LEAP Program Helps Students Over Summer Slide

The Summer LEAP, or Learning Enrichment and Academic Progress, continues through August ahead of school starting back up in September. Pictured are Love Elementary School students at Midway State Park last week. P-J photo by Jordan W. Patterson

Students in the Jamestown Public Schools District continue to leap over the summer slide.

On a field trip at Midway State Park recently, students from Love Elementary School were about to enjoy a day of fun, a reward for their work through the expanded summer literacy program.

“Phenomenal,” said Sierra Cross, Love LEAP coordinator, when asked how she would describe the summer program.

Across Chautauqua County, about 400 Jamestown elementary students were on a field trip somewhere. As part of the summer JPS LEAP, or Learning Enrichment and Academic Progress, program those students also receive literacy enrichment throughout the week. And as an incentive, Fridays are designated for some form of a field trip.

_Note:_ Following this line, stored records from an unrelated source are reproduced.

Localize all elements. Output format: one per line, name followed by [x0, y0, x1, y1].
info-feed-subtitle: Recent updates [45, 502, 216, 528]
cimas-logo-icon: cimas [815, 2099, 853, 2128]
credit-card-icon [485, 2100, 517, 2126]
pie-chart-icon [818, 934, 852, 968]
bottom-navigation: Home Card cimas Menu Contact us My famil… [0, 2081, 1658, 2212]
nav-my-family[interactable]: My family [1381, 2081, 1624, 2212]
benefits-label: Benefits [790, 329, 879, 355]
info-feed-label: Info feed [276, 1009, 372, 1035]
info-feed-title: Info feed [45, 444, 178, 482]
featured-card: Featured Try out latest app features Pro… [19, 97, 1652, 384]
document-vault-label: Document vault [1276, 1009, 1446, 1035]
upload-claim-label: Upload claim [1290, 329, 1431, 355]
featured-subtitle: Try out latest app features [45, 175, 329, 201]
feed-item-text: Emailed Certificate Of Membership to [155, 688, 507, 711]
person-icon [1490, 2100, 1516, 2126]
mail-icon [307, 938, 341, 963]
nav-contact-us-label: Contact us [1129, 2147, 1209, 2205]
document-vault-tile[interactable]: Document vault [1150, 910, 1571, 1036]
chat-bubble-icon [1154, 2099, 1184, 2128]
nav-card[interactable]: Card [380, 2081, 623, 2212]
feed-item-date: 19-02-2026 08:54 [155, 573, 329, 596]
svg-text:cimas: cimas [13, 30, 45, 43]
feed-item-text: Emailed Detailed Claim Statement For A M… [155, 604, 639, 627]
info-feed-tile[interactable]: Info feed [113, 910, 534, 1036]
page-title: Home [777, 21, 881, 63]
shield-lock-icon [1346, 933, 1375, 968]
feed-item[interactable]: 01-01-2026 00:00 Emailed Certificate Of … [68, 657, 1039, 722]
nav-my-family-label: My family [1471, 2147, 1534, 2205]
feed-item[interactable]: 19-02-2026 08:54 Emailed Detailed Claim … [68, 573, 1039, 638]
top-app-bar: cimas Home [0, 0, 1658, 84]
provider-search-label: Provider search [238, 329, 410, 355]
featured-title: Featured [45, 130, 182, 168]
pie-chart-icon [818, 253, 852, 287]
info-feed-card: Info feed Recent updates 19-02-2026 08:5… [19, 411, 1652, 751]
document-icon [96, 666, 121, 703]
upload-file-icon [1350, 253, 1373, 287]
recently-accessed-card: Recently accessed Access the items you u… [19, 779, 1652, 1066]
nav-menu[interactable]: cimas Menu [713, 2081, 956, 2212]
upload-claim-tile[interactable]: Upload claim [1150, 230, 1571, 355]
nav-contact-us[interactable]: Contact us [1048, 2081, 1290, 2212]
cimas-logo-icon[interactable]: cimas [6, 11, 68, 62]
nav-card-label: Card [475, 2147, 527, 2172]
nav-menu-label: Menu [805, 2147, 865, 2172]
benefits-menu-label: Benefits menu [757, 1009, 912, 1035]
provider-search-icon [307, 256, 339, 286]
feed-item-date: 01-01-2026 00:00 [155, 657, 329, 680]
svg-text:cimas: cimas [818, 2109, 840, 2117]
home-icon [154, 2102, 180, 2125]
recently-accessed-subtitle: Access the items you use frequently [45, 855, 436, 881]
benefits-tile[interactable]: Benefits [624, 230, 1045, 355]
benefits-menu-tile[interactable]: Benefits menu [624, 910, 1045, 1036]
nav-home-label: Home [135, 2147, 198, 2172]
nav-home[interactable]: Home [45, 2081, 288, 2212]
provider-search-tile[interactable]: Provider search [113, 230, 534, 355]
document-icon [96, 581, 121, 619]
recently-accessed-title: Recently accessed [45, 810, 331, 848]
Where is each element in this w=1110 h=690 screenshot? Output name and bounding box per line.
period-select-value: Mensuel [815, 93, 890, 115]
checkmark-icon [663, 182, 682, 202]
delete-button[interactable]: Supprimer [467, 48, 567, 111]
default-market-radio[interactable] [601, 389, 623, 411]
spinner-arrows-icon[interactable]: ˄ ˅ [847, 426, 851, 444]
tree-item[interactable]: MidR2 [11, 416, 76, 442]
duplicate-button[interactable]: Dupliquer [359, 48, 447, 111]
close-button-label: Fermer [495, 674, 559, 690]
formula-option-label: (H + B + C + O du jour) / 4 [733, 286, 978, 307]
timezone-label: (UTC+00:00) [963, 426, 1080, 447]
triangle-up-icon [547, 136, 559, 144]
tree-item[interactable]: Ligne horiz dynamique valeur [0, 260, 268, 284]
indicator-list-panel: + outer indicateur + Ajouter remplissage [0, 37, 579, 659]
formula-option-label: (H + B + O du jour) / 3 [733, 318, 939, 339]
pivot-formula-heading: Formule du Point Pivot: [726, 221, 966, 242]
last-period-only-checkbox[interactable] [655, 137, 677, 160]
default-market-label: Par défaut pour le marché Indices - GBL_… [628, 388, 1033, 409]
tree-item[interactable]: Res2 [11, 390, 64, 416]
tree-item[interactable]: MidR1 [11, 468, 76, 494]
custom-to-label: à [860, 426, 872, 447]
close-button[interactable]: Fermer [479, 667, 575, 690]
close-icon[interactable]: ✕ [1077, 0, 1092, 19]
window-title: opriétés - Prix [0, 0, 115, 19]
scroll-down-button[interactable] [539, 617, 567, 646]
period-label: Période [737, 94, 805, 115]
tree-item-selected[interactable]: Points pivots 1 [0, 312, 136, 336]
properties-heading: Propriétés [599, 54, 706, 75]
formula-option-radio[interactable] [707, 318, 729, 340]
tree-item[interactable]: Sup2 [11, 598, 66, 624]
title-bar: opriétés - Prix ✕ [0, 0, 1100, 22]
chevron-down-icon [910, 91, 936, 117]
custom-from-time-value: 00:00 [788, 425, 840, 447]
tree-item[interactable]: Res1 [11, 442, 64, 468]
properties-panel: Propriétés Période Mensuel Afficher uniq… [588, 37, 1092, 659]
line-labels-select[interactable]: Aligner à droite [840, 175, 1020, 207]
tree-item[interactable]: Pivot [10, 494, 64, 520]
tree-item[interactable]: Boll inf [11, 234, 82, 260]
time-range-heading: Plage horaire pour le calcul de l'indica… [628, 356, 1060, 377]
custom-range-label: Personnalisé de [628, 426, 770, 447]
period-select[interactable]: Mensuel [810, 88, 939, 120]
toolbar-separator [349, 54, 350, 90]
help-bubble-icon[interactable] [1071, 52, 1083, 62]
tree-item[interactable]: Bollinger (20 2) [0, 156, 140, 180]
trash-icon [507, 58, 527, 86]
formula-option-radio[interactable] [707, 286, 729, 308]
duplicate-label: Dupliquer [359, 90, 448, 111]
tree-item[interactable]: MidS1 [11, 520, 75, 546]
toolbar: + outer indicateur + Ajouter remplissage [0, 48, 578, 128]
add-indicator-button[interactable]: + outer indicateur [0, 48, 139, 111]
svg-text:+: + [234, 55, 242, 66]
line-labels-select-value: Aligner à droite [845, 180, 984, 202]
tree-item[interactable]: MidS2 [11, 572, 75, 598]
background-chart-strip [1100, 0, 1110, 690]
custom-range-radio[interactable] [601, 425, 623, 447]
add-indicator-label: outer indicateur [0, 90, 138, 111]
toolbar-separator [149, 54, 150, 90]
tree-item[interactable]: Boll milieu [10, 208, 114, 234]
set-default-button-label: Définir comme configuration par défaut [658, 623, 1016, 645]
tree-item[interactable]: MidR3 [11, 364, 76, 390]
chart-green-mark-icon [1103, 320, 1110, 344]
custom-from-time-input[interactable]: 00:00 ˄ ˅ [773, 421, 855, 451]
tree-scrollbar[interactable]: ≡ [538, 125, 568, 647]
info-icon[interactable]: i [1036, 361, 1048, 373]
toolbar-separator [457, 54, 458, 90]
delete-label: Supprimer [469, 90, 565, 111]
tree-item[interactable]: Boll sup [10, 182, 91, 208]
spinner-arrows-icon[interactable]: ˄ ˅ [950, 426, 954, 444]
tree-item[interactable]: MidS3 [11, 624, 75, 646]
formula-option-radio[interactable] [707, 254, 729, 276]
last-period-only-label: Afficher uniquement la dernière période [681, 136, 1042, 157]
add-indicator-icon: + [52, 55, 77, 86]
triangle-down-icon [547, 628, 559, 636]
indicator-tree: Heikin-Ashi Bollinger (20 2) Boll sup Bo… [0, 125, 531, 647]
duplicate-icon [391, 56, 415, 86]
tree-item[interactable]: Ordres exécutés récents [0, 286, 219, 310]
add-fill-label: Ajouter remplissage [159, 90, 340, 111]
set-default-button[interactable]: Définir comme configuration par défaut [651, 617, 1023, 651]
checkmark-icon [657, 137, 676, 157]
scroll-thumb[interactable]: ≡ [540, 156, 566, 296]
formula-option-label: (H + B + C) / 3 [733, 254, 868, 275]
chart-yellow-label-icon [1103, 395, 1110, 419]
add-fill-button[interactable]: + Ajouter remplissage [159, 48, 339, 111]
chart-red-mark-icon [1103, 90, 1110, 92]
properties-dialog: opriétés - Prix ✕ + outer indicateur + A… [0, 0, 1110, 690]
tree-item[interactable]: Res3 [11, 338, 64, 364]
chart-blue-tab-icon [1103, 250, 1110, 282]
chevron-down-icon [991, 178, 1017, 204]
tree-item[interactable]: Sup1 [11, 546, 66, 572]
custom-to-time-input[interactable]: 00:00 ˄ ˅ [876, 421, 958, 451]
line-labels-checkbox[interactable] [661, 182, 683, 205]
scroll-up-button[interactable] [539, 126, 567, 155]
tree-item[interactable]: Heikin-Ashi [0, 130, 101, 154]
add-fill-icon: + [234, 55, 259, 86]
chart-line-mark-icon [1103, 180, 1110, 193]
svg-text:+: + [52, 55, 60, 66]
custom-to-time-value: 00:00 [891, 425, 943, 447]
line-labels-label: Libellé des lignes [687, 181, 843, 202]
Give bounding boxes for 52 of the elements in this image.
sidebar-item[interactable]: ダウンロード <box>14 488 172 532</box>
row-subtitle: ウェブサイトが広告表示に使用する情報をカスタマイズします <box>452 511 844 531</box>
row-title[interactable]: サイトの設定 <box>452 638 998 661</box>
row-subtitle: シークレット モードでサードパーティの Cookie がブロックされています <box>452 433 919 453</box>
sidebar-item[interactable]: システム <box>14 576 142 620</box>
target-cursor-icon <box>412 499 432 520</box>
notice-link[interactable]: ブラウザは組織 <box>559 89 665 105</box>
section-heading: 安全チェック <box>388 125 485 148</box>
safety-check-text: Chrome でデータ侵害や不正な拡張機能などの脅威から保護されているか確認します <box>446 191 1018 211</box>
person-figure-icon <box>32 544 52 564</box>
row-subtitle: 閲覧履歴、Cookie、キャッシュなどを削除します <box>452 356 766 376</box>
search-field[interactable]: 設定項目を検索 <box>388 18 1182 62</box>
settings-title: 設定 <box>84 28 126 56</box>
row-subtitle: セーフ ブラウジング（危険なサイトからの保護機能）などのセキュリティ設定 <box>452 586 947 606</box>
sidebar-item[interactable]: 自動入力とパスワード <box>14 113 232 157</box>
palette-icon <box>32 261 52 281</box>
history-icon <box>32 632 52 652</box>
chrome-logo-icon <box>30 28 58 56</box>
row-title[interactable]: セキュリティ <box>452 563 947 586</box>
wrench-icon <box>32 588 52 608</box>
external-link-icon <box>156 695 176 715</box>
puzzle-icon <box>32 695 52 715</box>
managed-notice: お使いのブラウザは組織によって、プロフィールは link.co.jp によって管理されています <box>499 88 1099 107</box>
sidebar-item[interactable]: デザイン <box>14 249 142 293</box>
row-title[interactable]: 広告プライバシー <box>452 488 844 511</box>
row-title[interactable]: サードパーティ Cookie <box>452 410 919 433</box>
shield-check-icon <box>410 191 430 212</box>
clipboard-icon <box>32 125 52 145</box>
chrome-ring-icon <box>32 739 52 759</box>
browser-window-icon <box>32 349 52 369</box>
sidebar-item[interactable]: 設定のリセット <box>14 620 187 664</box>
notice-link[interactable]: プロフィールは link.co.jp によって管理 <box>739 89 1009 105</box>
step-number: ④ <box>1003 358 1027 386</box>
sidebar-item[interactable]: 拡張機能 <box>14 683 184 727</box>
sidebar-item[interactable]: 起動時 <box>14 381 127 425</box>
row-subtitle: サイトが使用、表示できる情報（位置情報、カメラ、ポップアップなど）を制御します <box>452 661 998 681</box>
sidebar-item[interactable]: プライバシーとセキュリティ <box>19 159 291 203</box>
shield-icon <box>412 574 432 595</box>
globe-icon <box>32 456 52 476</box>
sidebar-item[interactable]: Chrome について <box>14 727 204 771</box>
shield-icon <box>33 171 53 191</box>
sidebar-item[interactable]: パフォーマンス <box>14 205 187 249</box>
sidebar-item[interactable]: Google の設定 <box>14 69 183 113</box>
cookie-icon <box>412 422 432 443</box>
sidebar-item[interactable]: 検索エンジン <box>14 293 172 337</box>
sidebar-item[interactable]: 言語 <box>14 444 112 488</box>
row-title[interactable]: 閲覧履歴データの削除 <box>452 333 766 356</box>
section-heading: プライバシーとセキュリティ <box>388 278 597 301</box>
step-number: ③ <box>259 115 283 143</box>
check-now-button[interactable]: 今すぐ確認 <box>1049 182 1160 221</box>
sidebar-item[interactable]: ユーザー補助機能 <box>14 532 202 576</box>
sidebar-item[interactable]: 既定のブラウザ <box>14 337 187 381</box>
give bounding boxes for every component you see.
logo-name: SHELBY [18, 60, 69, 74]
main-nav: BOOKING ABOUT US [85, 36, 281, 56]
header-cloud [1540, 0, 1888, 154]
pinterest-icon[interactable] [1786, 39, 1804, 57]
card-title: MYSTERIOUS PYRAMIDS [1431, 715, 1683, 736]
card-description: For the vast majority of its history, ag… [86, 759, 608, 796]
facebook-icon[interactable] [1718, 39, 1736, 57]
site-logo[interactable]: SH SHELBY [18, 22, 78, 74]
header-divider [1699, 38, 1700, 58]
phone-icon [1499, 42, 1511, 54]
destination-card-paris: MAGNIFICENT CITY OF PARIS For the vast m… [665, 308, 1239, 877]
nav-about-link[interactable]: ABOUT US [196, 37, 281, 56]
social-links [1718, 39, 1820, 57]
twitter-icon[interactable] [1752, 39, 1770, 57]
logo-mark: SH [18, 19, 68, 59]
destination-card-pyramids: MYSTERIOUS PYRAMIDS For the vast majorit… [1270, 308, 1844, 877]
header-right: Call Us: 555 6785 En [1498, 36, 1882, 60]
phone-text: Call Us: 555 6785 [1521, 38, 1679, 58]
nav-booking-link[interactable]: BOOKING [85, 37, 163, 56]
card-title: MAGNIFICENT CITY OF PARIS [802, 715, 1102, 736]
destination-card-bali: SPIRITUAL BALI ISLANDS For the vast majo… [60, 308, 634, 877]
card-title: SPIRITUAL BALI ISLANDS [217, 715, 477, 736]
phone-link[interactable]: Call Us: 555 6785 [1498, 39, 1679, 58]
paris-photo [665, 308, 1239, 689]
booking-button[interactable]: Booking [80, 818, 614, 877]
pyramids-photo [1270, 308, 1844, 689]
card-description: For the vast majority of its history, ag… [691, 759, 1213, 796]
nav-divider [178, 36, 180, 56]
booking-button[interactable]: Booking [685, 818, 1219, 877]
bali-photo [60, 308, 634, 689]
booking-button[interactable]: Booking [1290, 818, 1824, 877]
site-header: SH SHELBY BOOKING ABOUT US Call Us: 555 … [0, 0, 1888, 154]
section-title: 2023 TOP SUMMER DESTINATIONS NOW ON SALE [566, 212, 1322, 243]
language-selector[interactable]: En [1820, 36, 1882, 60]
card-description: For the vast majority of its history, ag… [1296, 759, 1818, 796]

The scheduled summer trips include traveling to the Erie Zoo, Midway State Park, Presque Isle State Park, the Audubon Community Nature Center, the Roger Tory Peterson Institute for Natural History and other outdoors walking field trips at each individual school.

The purpose of the program is to combat what’s referred to as the summer slide when students take months off from literacy risking the loss of what they learned from the previous school year.

This year, the Winifred Crawford Dibert Boys and Girls Club of Jamestown provides services for Lincoln Elementary School; the YWCA covers both Fletcher and Bush Elementary schools; and the YMCA manages Ring and Love elementary schools. Each of the five Jamestown elementary schools are undergoing the summer program in partnership with the local agencies.

“The goal is to minimize the summer slide,” said Danielle Russell, JPS K-12 literacy coordinator, who has visited each site this summer.

District teachers, serving as literacy interventionists, have been giving group lessons four days week for students in the summer program. Students work on phonemic awareness, sight words, guided reading including fluency and comprehension. The progress of the students is also tracked in order to observe any increases in their literacy levels.

Russell said, in the past, students typically maintain their literacy level or exceed their standing at the start of the next school year.

The literacy intervention is provided by 30 Jamestown teachers with six staff members at each school.

Russell said the services provided by the local partners complement the literacy enrichment for the remainder of the day. The students are at each site for a full day five days a week. Last year, the three schools involved in the program only had the students for half days.

The program is an expansion of Jamestown’s summer literacy program that was in place for several years. A major difference between the two iterations is the sheer amount of students that are included. LEAP is currently offering summer literacy and enrichment to the 430 enrolled students compared to the 134 students that were involved last summer.

The program was announced in March 2018 at a community forum meeting inside the Robert H. Jackson Center in Jamestown by Dr. Bret Apthorpe, JPS superintendent.

Russell and Cross emphasized the importance of the local partnerships, expanded enrollment and the district-provided transportation as an added bonus to the program.

Russell believes the district’s effort to provide transportation is the primary reason enrollment has increased.

The program will continue to Aug. 23 each week Monday through Friday at each of the schools.

On the first day of the summer program Jeff Kroon, Boys and Girls Club executive director, and Apthorpe said the goal was to combine literacy and fun.

Last week, as a result of their literacy work, students were reaping one side of the benefits from LEAP.